Cette situation est modifiée par la nouvelle convention, qui précise la période durant laquelle la prépondérance immobilière doit être appréciée, en ligne avec le modèle de convention fiscale publié le 21 novembre 2017 par l’OCDE. Désormais, les gains qu’un résident de Luxembourg tire de l’aliénation d’actions, parts ou autres droits dans une société, une fiducie ou toute autre institution ou entité sont imposables en France si, à tout moment au cours des 365 jours qui précèdent l’aliénation, ces actions, parts ou autres droits tirent plus de 50 % de leur valeur, directement ou indirectement, de biens immobiliers situés en France.
Cette nouvelle rédaction ouvre la porte à l’imposition en France des gains sur la cession de titres d’une société qui n’est plus à prépondérance immobilière du fait de la cession antérieure de ses actifs immobiliers mais qui l’a été au cours des 365 derniers jours.
Intégration des nouveaux dispositifs anti-abus (art. 28)
Dans la lignée du MLI, le nouvel article 28 prévoit un dispositif anti-abus visant à refuser le bénéfice de la convention s’il est établi que, compte tenu de tous les faits et circonstances pertinents, le bénéfice de l’avantage conventionnel était l’un des objectifs principaux du schéma ayant entraîné directement ou indirectement l’octroi de cet avantage.
Ce dispositif offrira à l’administration fiscale française une alternative aux dispositions françaises de lutte contre l’abus de droit (art.

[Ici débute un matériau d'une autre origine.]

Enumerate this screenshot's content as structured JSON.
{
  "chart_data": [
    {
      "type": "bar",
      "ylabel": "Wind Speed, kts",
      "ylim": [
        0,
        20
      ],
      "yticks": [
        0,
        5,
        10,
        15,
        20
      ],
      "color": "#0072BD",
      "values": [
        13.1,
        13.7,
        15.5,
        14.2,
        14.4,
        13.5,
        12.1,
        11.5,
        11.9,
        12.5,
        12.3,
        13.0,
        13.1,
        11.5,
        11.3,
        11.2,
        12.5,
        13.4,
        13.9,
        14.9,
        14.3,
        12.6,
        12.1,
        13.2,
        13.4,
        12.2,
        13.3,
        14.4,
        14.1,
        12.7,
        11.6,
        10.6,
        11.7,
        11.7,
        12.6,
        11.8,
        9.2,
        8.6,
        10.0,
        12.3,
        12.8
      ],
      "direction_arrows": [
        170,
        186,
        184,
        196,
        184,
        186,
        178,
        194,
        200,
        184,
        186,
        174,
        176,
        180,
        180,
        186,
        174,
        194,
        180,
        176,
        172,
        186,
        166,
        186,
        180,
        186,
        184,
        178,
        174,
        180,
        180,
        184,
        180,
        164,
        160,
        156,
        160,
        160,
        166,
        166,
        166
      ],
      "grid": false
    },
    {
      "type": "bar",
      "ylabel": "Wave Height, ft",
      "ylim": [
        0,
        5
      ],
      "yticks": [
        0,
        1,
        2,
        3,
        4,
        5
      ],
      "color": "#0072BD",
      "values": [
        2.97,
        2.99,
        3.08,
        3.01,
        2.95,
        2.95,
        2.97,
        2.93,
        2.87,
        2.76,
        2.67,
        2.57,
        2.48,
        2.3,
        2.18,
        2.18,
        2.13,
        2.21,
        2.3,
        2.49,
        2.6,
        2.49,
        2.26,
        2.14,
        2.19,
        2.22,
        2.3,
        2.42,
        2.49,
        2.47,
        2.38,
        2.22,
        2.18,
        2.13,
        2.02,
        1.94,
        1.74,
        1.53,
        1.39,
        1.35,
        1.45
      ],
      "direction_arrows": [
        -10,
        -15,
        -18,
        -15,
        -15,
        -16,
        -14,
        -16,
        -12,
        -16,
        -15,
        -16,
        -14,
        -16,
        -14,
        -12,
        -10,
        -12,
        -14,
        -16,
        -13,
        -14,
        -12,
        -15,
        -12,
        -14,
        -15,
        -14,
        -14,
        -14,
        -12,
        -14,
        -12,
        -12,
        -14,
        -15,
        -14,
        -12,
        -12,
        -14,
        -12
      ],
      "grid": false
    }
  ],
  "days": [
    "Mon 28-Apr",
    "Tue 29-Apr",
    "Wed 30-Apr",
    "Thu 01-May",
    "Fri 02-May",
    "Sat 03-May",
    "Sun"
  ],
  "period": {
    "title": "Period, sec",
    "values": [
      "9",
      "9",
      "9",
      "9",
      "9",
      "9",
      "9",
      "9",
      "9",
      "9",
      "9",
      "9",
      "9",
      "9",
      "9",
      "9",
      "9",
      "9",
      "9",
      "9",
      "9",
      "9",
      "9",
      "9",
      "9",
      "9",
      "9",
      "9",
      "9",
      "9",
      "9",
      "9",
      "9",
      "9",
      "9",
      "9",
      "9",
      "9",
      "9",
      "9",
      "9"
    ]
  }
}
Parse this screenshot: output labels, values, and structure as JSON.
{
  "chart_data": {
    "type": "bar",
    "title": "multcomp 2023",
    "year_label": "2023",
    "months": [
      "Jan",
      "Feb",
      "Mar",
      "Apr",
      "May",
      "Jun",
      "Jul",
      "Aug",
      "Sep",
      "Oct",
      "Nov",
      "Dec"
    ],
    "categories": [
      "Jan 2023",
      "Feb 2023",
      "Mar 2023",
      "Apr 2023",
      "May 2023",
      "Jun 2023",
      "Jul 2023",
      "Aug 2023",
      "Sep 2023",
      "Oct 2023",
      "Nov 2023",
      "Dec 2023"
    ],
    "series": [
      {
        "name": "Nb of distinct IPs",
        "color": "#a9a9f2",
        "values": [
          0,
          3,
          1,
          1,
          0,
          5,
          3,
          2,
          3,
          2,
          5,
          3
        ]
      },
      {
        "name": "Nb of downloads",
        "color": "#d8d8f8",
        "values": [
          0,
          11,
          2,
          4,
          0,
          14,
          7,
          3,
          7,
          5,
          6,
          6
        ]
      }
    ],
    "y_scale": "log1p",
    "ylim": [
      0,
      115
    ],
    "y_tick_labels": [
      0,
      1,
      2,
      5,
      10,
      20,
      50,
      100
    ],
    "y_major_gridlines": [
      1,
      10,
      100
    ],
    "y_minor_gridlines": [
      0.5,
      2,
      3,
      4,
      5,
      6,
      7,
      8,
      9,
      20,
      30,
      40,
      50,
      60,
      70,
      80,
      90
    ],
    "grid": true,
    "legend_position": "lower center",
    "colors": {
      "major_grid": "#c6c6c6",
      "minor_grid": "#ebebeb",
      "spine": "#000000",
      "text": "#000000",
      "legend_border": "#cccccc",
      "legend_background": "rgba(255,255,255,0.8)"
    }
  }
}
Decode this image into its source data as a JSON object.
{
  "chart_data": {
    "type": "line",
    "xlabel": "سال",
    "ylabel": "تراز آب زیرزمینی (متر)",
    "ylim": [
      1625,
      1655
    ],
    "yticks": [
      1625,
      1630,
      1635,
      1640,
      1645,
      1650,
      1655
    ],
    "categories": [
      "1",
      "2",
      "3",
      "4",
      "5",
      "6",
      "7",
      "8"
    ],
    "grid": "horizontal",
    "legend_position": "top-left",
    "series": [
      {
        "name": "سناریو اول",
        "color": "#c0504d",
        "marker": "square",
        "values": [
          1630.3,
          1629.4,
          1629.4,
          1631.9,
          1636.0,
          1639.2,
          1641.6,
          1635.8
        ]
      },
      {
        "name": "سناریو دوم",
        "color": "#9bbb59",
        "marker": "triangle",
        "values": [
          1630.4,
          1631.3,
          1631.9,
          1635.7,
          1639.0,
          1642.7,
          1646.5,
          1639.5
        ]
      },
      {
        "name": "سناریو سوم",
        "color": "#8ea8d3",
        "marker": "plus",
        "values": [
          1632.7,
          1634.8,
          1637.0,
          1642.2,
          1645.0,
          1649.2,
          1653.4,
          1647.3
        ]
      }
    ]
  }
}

L.64 du Livre des procédures fiscales).
Impôt sur la fortune des personnes physiques (art. 21)
Le nouvel impôt sur la fortune immobilière français (IFI) est visé par la nouvelle convention.
Un résident luxembourgeois ne sera soumis à l’IFI qu’au titre des biens immobiliers situés en France dont il détient la propriété. Cette nouvelle convention est donc susceptible d’avantager les résidents luxembourgeois qui détiennent des actifs immobiliers par le biais d’une société.
Entrée en vigueur (art. 30)
La nouvelle convention pourrait entrer en application dès le 1er janvier 2019 si la notification de l’accomplissement des procédures de ratification est reçue par chacun des Etats au plus tard le 31 décembre 2018.
Réflexions
Le Luxembourg a fait figure de premier de cordée. On peut se demander si la nouvelle convention augure d’une renégociation prochaine des conventions conclues avec l’Irlande, les Pays-Bas et la Belgique, qui ne sont pas des conventions modèle OCDE.
Les acteurs du marché immobilier devront certainement revoir leurs structures d’investissement, les adapter à la nature de leur projet immobilier et surtout à l’identité des investisseurs. Cette nouvelle convention sonne peut-être l’heure à davantage de simplicité et à la (re)découverte des dispositifs du droit interne.